SFE - Supercritical Fluid Extraction
In supercritical fluid extraction (SFE), the extracting agent is separated from the sample matrix using supercritical fluids as extraction solvent. The extraction is usually done from a solid sample matrix, but can also be done from liquid samples. SFE can be used both as a sample preparation step for analytical purposes and on a larger scale. It is applied either to remove unwanted substances from a product, such as decaffeinating coffee, or to obtain a desired product, such as extracting essential oils.
Carbon dioxide (CO2) is the most commonly used supercritical liquid, sometimes modified with Co solvents such as ethanol or methanol.

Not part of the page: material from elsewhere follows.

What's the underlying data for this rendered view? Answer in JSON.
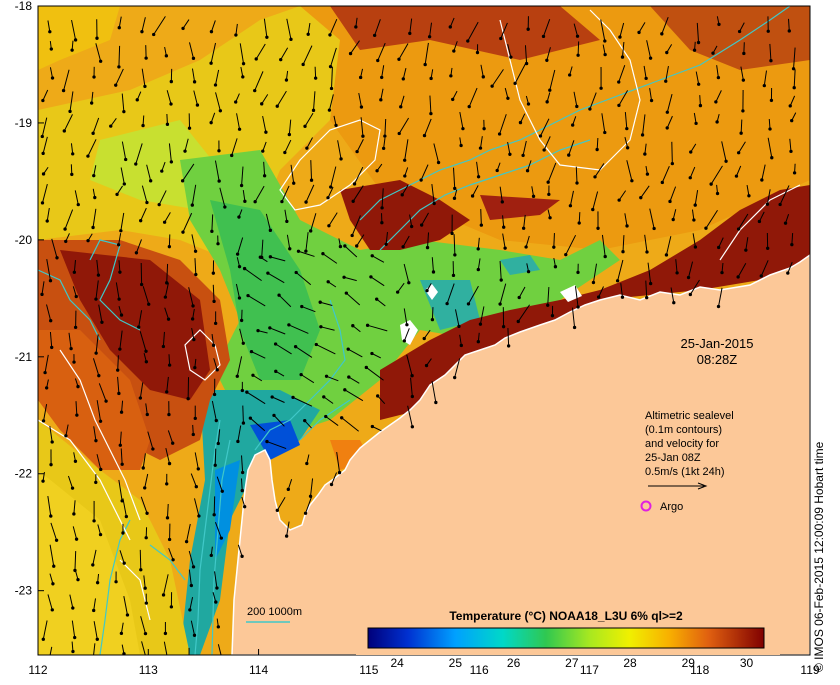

The extraction conditions for supercritical carbon dioxide are above the critical temperature of 31 °C and the critical pressure of 74 bar. Under these conditions, CO2 behaves like a liquid and can therefore be used as a solvent to dissolve soluble components out of the sample matrix. After this process, the extract is returned to normal conditions, at which point the CO2 is volatilised and removed.